Je souhaite donc que cette concertation favorise le dialogue social et permette à chaque catégorie de personnel de contribuer à la définition et à la réalisation d'un véritable projet d'établissement.
J'ai demandé que le résultat de ces travaux soit présenté au Comité technique paritaire, à la Commission médicale et aux Conseils d'administration de chaque hôpital. Dans le courant du premier trimestre 1989, le Conseil supérieur de la fonction publique sera saisi de la synthèse de l'ensemble de ces travaux.
Enfin, pour ce qui concerne l'élaboration des statuts des autres personnels paramédicaux et médico-techniques, des agents des services hospitaliers, des sage-femmes, des infirmières générales et des personnels des écoles, le calendrier fixé par le protocole d'accord est respecté. La concertation prévue a été engagée dès la mi-novembre, et des rencontres bilatérales ont déjà eu lieu avec les organisations syndicales.
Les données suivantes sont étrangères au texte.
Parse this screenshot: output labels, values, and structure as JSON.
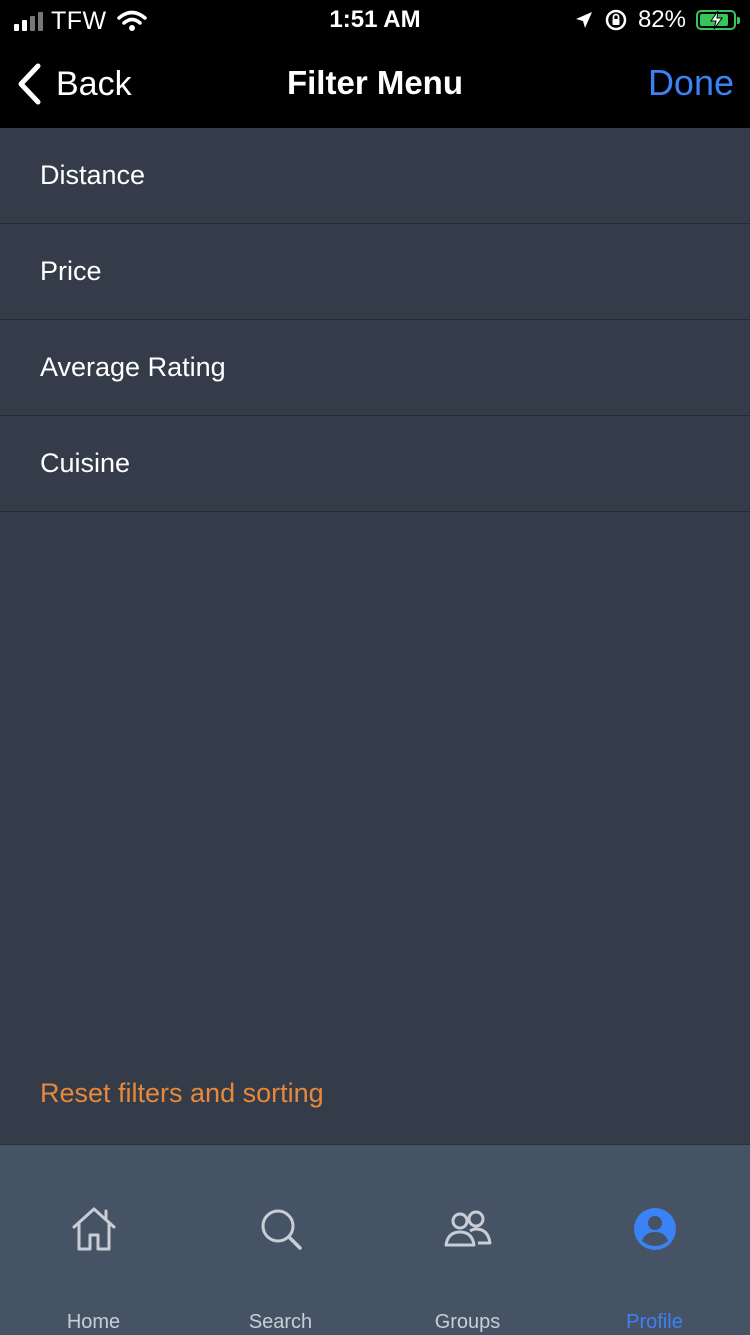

Je dois revoir le 20 janvier 1989 les organisations syndicales signataires du protocole d'accord du 21 octobre 1988 afin de faire le point avec elles sur l'ensemble de ce dossier.
La concertation débutera le 24 janvier 1989 pour les textes relatifs aux personnels administratifs et le 25 janvier 1989 pour ceux concernant les personnels techniques.
Les récents accords salariaux de la Fonction Publique hospitalière prévoient déjà d'importantes possibilités de promotion pour les agents hospitaliers.
- C'est ainsi de 1 350 postes d'agents de bureau des services administratifs seront transformés pour assurer la promotion de 15 % de l'effectif de cette catégorie.
- Selon le même pourcentage, les agents de service intérieur seront promus au grade de surveillant, cela permettra je reclassement de 2 700 agents.
- Enfin les accords prévoient la promotion de 9 000 agents des services hospitaliers dans l'emploi d'aide-soignant.
Après sept mois, le nombre des décrets publiés et de ceux en préparation où en cours de négociation manifeste clairement ma volonté et celle du Gouvernement de faire en sorte que le titre IV du statut général de la Fonction Publique fasse l'objet d'une application générale dans les meilleurs délais.
Je voudrais conclure mon propos sur les défis de la fin de ce siècle, le vieillissement de la population et le SIDA qui vont bouleverser profondément et durablement l'organisation de notre système de soin ; sur les enjeux que constituent pour nous le progrès scientifique et technologique et le devoir que nous avons d'assurer la pérennité de notre protection sociale.
Il nous faut innover, concevoir une nouvelle approche de ces problèmes, inventer l'hôpital du XXIe siècle et adapter l'administration sanitaire.
Je réaffirme ici, devant vous, que mon objectif en ce domaine est que l'hôpital public demeure, comme je l'ai déjà dit, un pôle d'excellence et qu'il continue grâce à la compétence des personnels médecins et non médecins et à la qualité de ces équipements d'être au cœur de notre système de soins.
La qualité des relations entre les services de tutelle et les responsables des établissements est déterminante, de même que la qualité du dialogue à l'intérieur des établissements.
Il est de la responsabilité du Gouvernement de fixer le cadre dans lequel ce dialogue doit s'instaurer, l'efficacité des mesures, leur bonne application repose en grande partie sur les relations entre les hommes et les femmes chargés de les mettre en œuvre.
Je suis sûr dans ce domaine de pouvoir compter sur votre disponibilité et votre compétence et je souhaite vous faire partager, dans cette période de relatives difficultés, ma confiance dans nos capacités d'innovation et d'adaptation.